We have been experiencing these weather phenomenons for years, each year becoming more and more intense and noticeable. Lengths of seasons have changed, there has been a strangely minimal amount of snow in the winter some years, and record breaking heat during the summer. 

Is this really a result of global warming? Or is weather supposed to be this unpredictable?

It is elementary to state that the earth’s orbit around the Sun is an ellipse, not a circle. Because of this, our distance from the sun changes throughout the year. These changes in distance, combined with our proximity to the equator causes the change in temperature we call seasons. 

These seasons, however, are becoming harder and harder to differentiate. Global warming is a cause, although not in the way we often say. Greenhouse gasses in the atmosphere have been increasing for a multitude of reasons, including the burning of fossil fuels. These gases are trapped in the atmosphere, trapping solar radiation within the Earth’s atmosphere. This results in a warmer climate. 

According to the EPA, average temperatures have increased across the 48 contiguous states since 1901 as a result of global warming.

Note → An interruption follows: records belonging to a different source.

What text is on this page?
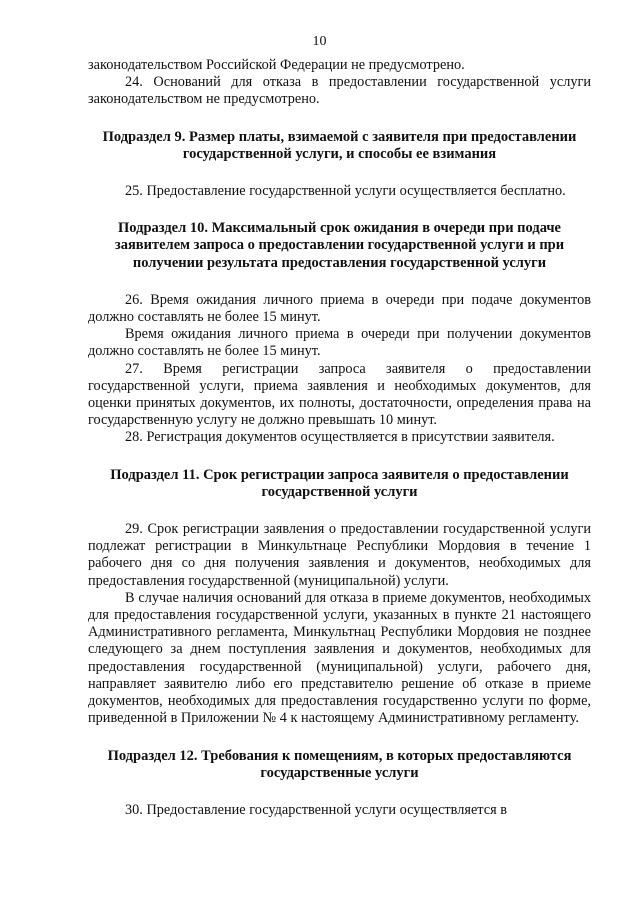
10

законодательством Российской Федерации не предусмотрено.

24. Оснований для отказа в предоставлении государственной услуги законодательством не предусмотрено.

Подраздел 9. Размер платы, взимаемой с заявителя при предоставлении государственной услуги, и способы ее взимания

25. Предоставление государственной услуги осуществляется бесплатно.

Подраздел 10. Максимальный срок ожидания в очереди при подаче заявителем запроса о предоставлении государственной услуги и при получении результата предоставления государственной услуги

26. Время ожидания личного приема в очереди при подаче документов должно составлять не более 15 минут.

Время ожидания личного приема в очереди при получении документов должно составлять не более 15 минут.

27. Время регистрации запроса заявителя о предоставлении государственной услуги, приема заявления и необходимых документов, для оценки принятых документов, их полноты, достаточности, определения права на государственную услугу не должно превышать 10 минут.

28. Регистрация документов осуществляется в присутствии заявителя.

Подраздел 11. Срок регистрации запроса заявителя о предоставлении государственной услуги

29. Срок регистрации заявления о предоставлении государственной услуги подлежат регистрации в Минкультнаце Республики Мордовия в течение 1 рабочего дня со дня получения заявления и документов, необходимых для предоставления государственной (муниципальной) услуги.

В случае наличия оснований для отказа в приеме документов, необходимых для предоставления государственной услуги, указанных в пункте 21 настоящего Административного регламента, Минкультнац Республики Мордовия не позднее следующего за днем поступления заявления и документов, необходимых для предоставления государственной (муниципальной) услуги, рабочего дня, направляет заявителю либо его представителю решение об отказе в приеме документов, необходимых для предоставления государственно услуги по форме, приведенной в Приложении № 4 к настоящему Административному регламенту.

Подраздел 12. Требования к помещениям, в которых предоставляются государственные услуги

30. Предоставление государственной услуги осуществляется в
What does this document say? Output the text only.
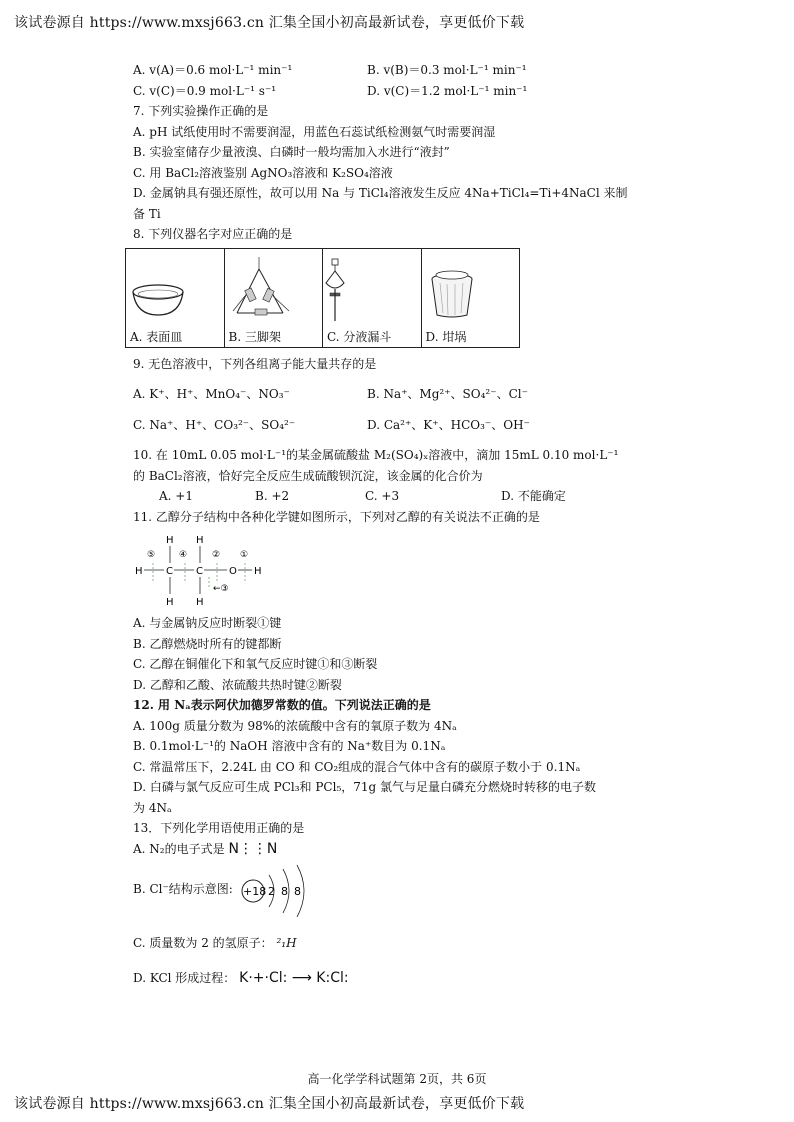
该试卷源自 https://www.mxsj663.cn 汇集全国小初高最新试卷，享更低价下载
A. v(A)＝0.6 mol·L⁻¹ min⁻¹	B. v(B)＝0.3 mol·L⁻¹ min⁻¹
C. v(C)＝0.9 mol·L⁻¹ s⁻¹	D. v(C)＝1.2 mol·L⁻¹ min⁻¹
7. 下列实验操作正确的是
A. pH 试纸使用时不需要润湿，用蓝色石蕊试纸检测氨气时需要润湿
B. 实验室储存少量液溴、白磷时一般均需加入水进行“液封”
C. 用 BaCl₂溶液鉴别 AgNO₃溶液和 K₂SO₄溶液
D. 金属钠具有强还原性，故可以用 Na 与 TiCl₄溶液发生反应 4Na+TiCl₄=Ti+4NaCl 来制
备 Ti
8. 下列仪器名字对应正确的是
A. 表面皿	B. 三脚架	C. 分液漏斗	D. 坩埚
9. 无色溶液中，下列各组离子能大量共存的是
A. K⁺、H⁺、MnO₄⁻、NO₃⁻	B. Na⁺、Mg²⁺、SO₄²⁻、Cl⁻
C. Na⁺、H⁺、CO₃²⁻、SO₄²⁻	D. Ca²⁺、K⁺、HCO₃⁻、OH⁻
10. 在 10mL 0.05 mol·L⁻¹的某金属硫酸盐 M₂(SO₄)ₓ溶液中，滴加 15mL 0.10 mol·L⁻¹
的 BaCl₂溶液，恰好完全反应生成硫酸钡沉淀，该金属的化合价为
A. +1	B. +2	C. +3	D. 不能确定
11. 乙醇分子结构中各种化学键如图所示，下列对乙醇的有关说法不正确的是
H H
H C C	O H
H H
⑤	④	② ①
←③
A. 与金属钠反应时断裂①键
B. 乙醇燃烧时所有的键都断
C. 乙醇在铜催化下和氧气反应时键①和③断裂
D. 乙醇和乙酸、浓硫酸共热时键②断裂
12. 用 Nₐ表示阿伏加德罗常数的值。下列说法正确的是
A. 100g 质量分数为 98%的浓硫酸中含有的氧原子数为 4Nₐ
B. 0.1mol·L⁻¹的 NaOH 溶液中含有的 Na⁺数目为 0.1Nₐ
C. 常温常压下，2.24L 由 CO 和 CO₂组成的混合气体中含有的碳原子数小于 0.1Nₐ
D. 白磷与氯气反应可生成 PCl₃和 PCl₅，71g 氯气与足量白磷充分燃烧时转移的电子数
为 4Nₐ
13．下列化学用语使用正确的是
A. N₂的电子式是 N⋮⋮N
B. Cl⁻结构示意图: +18 2 8 8
C. 质量数为 2 的氢原子： ²₁H
D. KCl 形成过程： K·+·Cl: ⟶ K:Cl:
高一化学学科试题第 2页，共 6页
该试卷源自 https://www.mxsj663.cn 汇集全国小初高最新试卷，享更低价下载
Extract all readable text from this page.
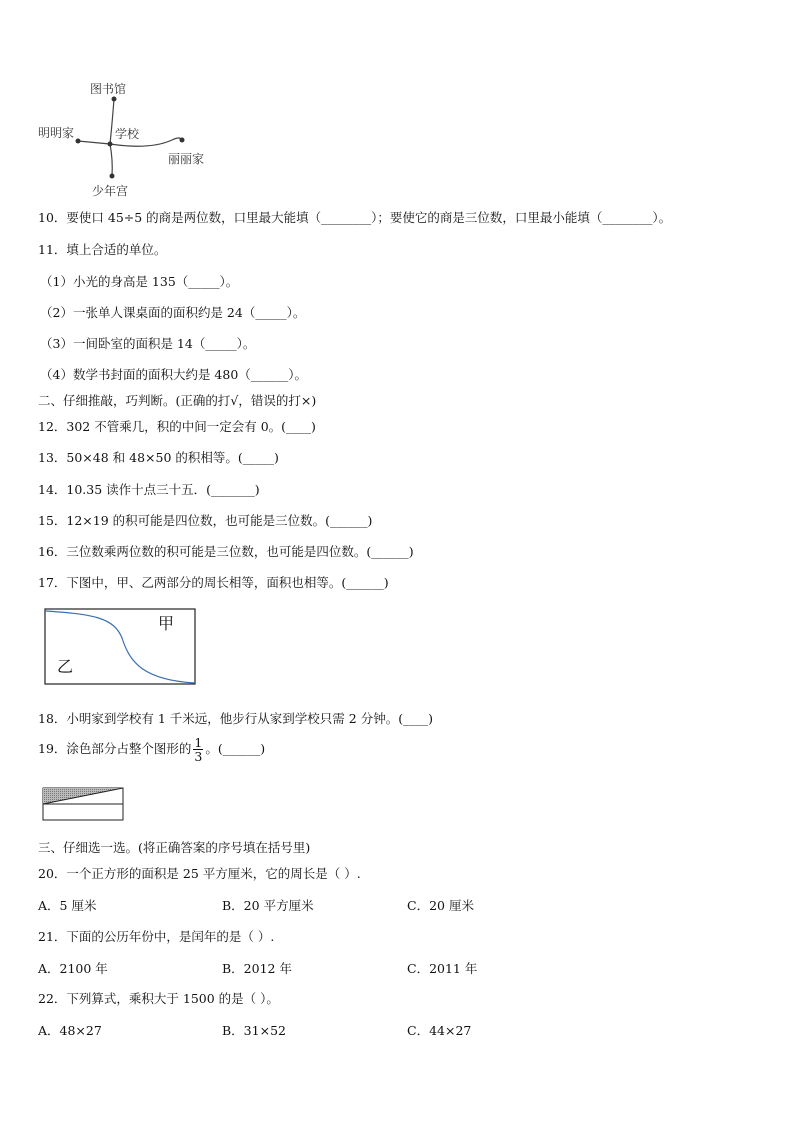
图书馆
学校
明明家
丽丽家
少年宫
10．要使口 45÷5 的商是两位数，口里最大能填（________）；要使它的商是三位数，口里最小能填（________）。
11．填上合适的单位。
（1）小光的身高是 135（_____）。
（2）一张单人课桌面的面积约是 24（_____）。
（3）一间卧室的面积是 14（_____）。
（4）数学书封面的面积大约是 480（______）。
二、仔细推敲，巧判断。(正确的打√，错误的打×)
12．302 不管乘几，积的中间一定会有 0。(____)
13．50×48 和 48×50 的积相等。(_____)
14．10.35 读作十点三十五．(_______)
15．12×19 的积可能是四位数，也可能是三位数。(______)
16．三位数乘两位数的积可能是三位数，也可能是四位数。(______)
17．下图中，甲、乙两部分的周长相等，面积也相等。(______)
甲
乙
18．小明家到学校有 1 千米远，他步行从家到学校只需 2 分钟。(____)
19．涂色部分占整个图形的 $\frac{1}{3}$ 。(______)
三、仔细选一选。(将正确答案的序号填在括号里)
20．一个正方形的面积是 25 平方厘米，它的周长是（ ）.
A．5 厘米	B．20 平方厘米	C．20 厘米
21．下面的公历年份中，是闰年的是（ ）.
A．2100 年	B．2012 年	C．2011 年
22．下列算式，乘积大于 1500 的是（ ）。
A．48×27	B．31×52	C．44×27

What’s more, “Eight of the top 10 warmest years on record have occurred since 1998”. With this, annual precipitation has also increased at an average of 0.08 inches per year worldwide, but areas such as the Southwest have actually been experiencing less precipitation. 

While this serves as an explanation for the overall warmer climate, it does not explain the recent fluctuation in temperature. Scientists are scrambling to gather reliable research to support their theories on why this could be.

In an interview with Live Science, assistant professor in the department of geosciences at Princeton University says, “I think it turns out day-to-day variability is actually important and perhaps more attention to be paid to it”. This is partly due to the effects it will have on our plants and the ecosystem.

Some researchers hypothesize that this temperature change could be a result of clouds created by the warm rising air and changing air pressure. While more research is being performed, it is important that we take note of the harmful effects of our pollution and large ecological footprint.